Title: A SINGLE FEATHER
Genre: YA fantasy
Word Count: 54,000
Mamo dreads becoming chief of the island on his eighteenth birthday. It’s bad enough his people can’t speak to him, touch him, or look him in the eye, but now he will have to marry someone he’s never met and wear that pretentious feather cape. His father certainly doesn’t sympathize. He revels in the cold and loveless life of a chief. Mamo’s only solace is his secret ability to transform into a rare and exotic bird, giving him a sense of the freedom he longs to have.
At a chance meeting with sixteen-year-old Kila, all he yearns for crashes into him like a welcome ocean wave. Her loose tongue, forward personality, and brazen stares give him such a thrill, it rivals the sensation of flight itself. Even her simple touch provides a comfort Mamo hadn’t realized he needed. Best of all, she doesn’t know he is the son of the chief, her ignorance a gift from the gods themselves.
As their relationship grows, Mamo must decide between his inherited responsibility and the girl he is falling in love with. When rumors of warring islands reach their shores, the people anxiously await the guidance of their new young ruler. The choice should be simple, especially when Kila’s father arranges her marriage to another. But Mamo soon learns with a girl like Kila, nothing is simple.
Kila stepped into the breaking surf, letting the saltwater of the Pacific dampen the hem of her kapa skirt. A wind from the south pinned the bark cloth to her legs and sent her long black hair into a frenzy about her face. She closed her eyes and raised her arms, willing the wind to carry her away from the island.
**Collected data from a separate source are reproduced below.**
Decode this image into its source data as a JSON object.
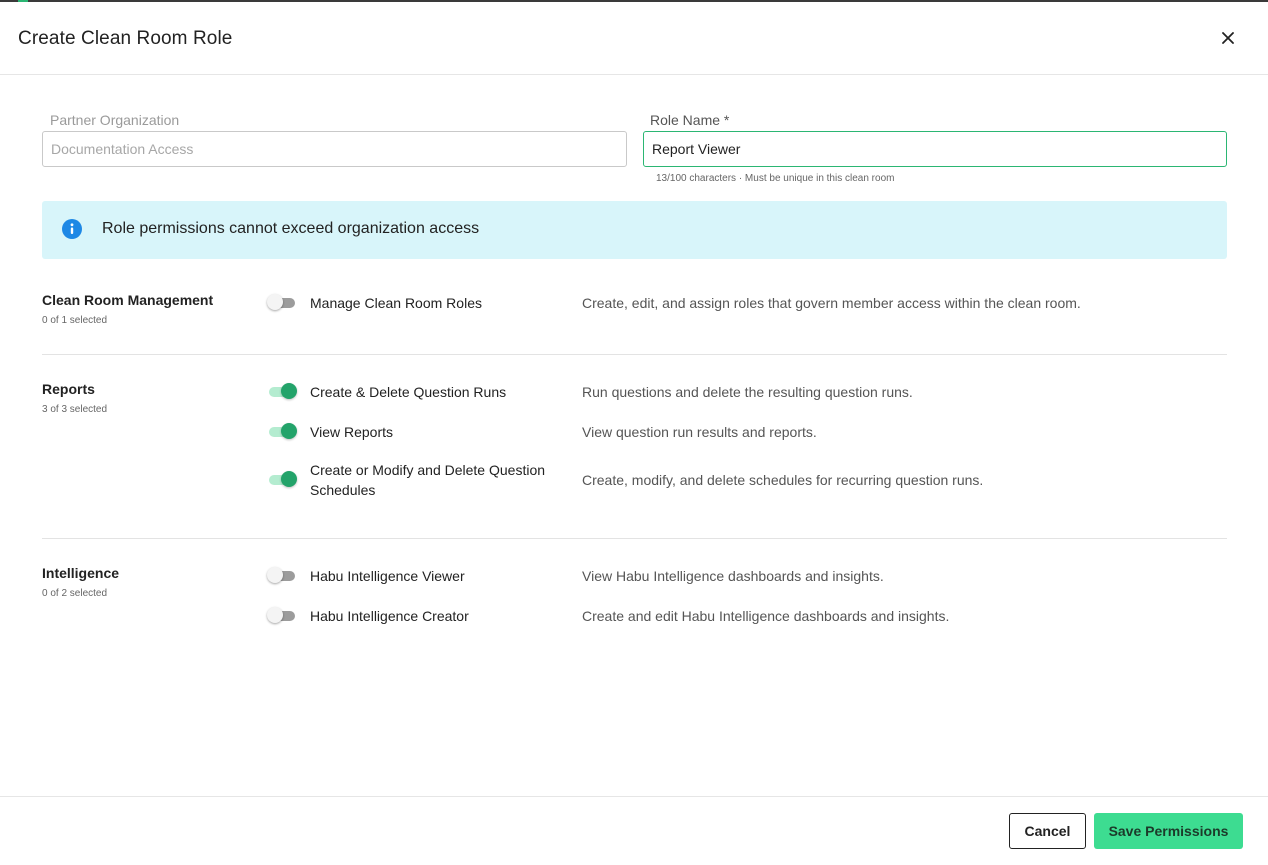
{
  "modal": {
    "title": "Create Clean Room Role"
  },
  "form": {
    "partner_label": "Partner Organization",
    "partner_placeholder": "Documentation Access",
    "role_label": "Role Name *",
    "role_value": "Report Viewer",
    "role_helper": "13/100 characters · Must be unique in this clean room"
  },
  "banner": {
    "message": "Role permissions cannot exceed organization access"
  },
  "sections": [
    {
      "title": "Clean Room Management",
      "count": "0 of 1 selected",
      "permissions": [
        {
          "name": "Manage Clean Room Roles",
          "description": "Create, edit, and assign roles that govern member access within the clean room.",
          "enabled": false
        }
      ]
    },
    {
      "title": "Reports",
      "count": "3 of 3 selected",
      "permissions": [
        {
          "name": "Create & Delete Question Runs",
          "description": "Run questions and delete the resulting question runs.",
          "enabled": true
        },
        {
          "name": "View Reports",
          "description": "View question run results and reports.",
          "enabled": true
        },
        {
          "name": "Create or Modify and Delete Question Schedules",
          "description": "Create, modify, and delete schedules for recurring question runs.",
          "enabled": true
        }
      ]
    },
    {
      "title": "Intelligence",
      "count": "0 of 2 selected",
      "permissions": [
        {
          "name": "Habu Intelligence Viewer",
          "description": "View Habu Intelligence dashboards and insights.",
          "enabled": false
        },
        {
          "name": "Habu Intelligence Creator",
          "description": "Create and edit Habu Intelligence dashboards and insights.",
          "enabled": false
        }
      ]
    }
  ],
  "footer": {
    "cancel_label": "Cancel",
    "save_label": "Save Permissions"
  },
  "colors": {
    "accent": "#3ddc91",
    "toggle_on": "#23a36a",
    "banner_bg": "#d8f5fa",
    "info_icon": "#1e88e5"
  }
}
“Kila, where are you?” her father, Wana’ao, shouted from the taro fields in the distance.
She smiled and ran to the grassy bank beyond the sand, pausing at the open-air hut where the family’s wa’a sat on stilts off the ground. As always, the wooden engravings along the side of the canoe transported her imagination to another time. The carvings weaved together the story of the ancient chief Akua. She traced the weathered shapes of his many forms: a shark, a sea turtle and a goose stirred beneath her fingertips. Kila longed for such a transformation. Akua’s tale spoke of adventure and freedom. She withdrew her hand and brushed it against her hip, wiping away the temptation with a sigh.
“Kila, hele mai!” Her father’s shout was closer now.
She jumped into the canoe, cringing as it groaned against the stilts. Lying as flat as a banana leaf, Kila tried to silence her breathing so as to not give herself away. When the only sound she heard was the lapping of waves on the sand, she grinned in triumph.
“Aue,” her father said leaning over her. “Nice try, but you are not five anymore.”